Cyprus’ economy came to a standstill on Thursday during a three-hour general strike affecting the wider public sector in a dispute over the reinstatement of the inflation-linked Cost of Living Allowance as prices soar.
The strike by trade unions representing over 70,000 employees in the public and private sectors went on strike from noon and staged protests across the island.
It caused schools to shut down early; hospital emergency wards had skeleton staff, government departments to shut down, and public transport to stop.
In addition, around 22 flights and 4,000 passengers were affected at Larnaca and Paphos airports.
A strike was declared after mediation talks between trade unions, employers, and the government broke down, and a deadlock was declared.
Labour Minister Kyriakos Koushos said the dispute would have to be resolved by the next administration as presidential elections are scheduled for February 5, with a new government to be sworn in on March 1.
He said it was the unions’ responsibility to maintain industrial peace until then.
Unions vowed to escalate action depending on developments.
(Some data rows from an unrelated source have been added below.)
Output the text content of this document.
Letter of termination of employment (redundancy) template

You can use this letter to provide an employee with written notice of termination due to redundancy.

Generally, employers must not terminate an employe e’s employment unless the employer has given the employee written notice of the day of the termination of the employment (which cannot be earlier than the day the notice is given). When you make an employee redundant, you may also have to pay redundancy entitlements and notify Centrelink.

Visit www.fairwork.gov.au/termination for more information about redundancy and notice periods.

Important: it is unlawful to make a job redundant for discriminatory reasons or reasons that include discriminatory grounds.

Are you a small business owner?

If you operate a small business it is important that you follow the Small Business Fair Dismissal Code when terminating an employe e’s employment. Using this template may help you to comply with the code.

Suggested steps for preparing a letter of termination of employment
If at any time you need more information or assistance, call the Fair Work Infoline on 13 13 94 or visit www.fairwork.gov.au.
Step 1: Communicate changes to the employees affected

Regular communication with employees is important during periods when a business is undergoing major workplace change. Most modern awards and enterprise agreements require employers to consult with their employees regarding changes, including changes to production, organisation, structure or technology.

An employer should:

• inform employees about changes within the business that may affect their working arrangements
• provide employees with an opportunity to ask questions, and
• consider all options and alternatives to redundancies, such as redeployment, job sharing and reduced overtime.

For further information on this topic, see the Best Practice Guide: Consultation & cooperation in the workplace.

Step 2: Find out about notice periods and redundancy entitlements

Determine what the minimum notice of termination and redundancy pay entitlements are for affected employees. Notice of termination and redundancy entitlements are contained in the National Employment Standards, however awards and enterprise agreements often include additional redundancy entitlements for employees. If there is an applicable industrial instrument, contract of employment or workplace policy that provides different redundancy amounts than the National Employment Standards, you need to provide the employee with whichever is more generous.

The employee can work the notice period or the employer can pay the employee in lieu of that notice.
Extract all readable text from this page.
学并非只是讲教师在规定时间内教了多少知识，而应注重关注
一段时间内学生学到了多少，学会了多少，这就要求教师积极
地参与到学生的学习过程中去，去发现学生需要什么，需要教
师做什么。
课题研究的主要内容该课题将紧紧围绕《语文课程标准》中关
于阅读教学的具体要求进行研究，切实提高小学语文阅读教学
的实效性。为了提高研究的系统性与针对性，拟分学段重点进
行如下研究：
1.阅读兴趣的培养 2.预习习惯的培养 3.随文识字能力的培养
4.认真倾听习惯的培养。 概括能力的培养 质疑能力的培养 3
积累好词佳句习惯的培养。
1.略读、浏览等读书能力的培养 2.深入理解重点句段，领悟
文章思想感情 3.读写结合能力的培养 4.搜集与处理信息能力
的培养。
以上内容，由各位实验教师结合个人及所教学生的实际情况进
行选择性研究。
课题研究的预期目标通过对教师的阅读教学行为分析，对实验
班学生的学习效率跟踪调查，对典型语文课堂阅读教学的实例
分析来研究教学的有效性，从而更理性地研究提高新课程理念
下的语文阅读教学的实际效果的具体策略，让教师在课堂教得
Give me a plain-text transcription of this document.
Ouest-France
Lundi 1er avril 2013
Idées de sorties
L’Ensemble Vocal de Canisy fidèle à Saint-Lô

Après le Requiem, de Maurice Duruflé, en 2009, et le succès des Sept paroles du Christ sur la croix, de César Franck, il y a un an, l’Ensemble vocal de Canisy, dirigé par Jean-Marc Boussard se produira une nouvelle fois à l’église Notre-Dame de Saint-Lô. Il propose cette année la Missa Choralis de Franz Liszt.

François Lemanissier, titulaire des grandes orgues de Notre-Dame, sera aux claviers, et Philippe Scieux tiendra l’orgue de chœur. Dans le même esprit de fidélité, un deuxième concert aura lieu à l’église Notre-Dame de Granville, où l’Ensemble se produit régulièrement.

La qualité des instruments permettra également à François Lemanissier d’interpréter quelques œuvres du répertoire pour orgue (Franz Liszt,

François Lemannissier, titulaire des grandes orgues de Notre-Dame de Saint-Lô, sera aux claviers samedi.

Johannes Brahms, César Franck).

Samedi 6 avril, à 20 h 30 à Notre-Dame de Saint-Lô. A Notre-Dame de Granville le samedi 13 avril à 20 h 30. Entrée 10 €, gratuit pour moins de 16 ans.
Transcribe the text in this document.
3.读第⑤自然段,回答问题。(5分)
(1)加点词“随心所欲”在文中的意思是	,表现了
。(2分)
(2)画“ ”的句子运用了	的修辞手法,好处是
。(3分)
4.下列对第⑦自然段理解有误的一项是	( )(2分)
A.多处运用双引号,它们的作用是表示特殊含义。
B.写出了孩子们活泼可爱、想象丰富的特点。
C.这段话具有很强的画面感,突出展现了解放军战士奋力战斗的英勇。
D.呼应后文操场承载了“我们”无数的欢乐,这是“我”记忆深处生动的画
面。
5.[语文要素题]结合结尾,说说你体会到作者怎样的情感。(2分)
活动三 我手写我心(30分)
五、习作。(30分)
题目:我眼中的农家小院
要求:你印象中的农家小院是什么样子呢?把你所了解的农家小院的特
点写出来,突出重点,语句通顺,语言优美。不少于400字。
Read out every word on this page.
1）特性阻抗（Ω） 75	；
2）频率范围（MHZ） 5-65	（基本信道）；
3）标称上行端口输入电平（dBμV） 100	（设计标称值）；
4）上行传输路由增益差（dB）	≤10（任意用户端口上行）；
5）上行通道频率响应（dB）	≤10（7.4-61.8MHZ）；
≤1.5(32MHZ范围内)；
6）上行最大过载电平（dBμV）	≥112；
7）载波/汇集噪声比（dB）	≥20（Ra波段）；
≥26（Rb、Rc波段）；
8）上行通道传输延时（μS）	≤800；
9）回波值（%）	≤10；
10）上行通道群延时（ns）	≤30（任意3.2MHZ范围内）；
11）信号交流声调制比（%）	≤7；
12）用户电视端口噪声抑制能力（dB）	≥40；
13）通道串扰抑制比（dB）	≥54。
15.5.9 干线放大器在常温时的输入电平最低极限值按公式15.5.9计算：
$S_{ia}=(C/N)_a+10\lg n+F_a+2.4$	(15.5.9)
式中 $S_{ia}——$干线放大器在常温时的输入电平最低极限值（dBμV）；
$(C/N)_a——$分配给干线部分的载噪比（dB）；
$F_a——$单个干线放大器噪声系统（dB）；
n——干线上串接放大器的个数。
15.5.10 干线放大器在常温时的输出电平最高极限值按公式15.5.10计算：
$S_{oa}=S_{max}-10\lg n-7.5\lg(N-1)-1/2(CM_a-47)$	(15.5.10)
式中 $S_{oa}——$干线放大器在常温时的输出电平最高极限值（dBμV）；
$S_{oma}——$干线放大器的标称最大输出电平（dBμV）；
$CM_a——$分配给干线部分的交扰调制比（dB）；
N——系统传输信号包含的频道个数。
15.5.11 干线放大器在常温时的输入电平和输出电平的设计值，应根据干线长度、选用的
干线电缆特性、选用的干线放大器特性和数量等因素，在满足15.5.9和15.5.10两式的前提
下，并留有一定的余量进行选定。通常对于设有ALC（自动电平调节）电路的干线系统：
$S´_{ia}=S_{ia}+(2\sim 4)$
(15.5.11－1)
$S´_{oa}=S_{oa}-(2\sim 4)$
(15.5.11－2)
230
It is rare for a general strike to be called, but Cyprus is amid a cost of living crisis where 40-year high inflation rates have slashed purchasing power.
The Harmonised Index of Consumer Prices (HICP) rose 8.1% last year compared to 2021.
Trade unions argue that full restoration of the allowance is necessary to protect employee salaries and reject any effort to abolish it.
Employers say the CoLA system is antiquated, and after two years of a pandemic and a subsequent cost of living crisis, they are in no position to meet such pay demands.
Following the 2013 financial crisis, trade unions and employers signed a transitional agreement over the payment of COLA at 50% of the Consumer Price Index accounted for once a year instead of once every six months. The agreement was renewed until the end of 2022.
The agreement stipulated that if no new deal were reached, the previous agreement would continue to apply, something which trade unions reject.
“It is clear there is an orchestrated effort to deregulate labour relations in our country from employers and tolerance of the executive power,” said Sotiroula Charalambous, head of the left-wing trade union federation PEO.
“The message today should be resounding through the mass participation of workers, emphasising the importance of collective bargaining rights,” she added.
Employer federation director general Michalis Antoniou said only 20-25 in every 100 receive the allowance in the private sector.
“It’s a difficult day…after the elections, we need to sit down and find a compromise and look at how other countries apply the adjustment,” Antoniou told Sigma TV.
He said employers would pay the allowance due to workers where it applies.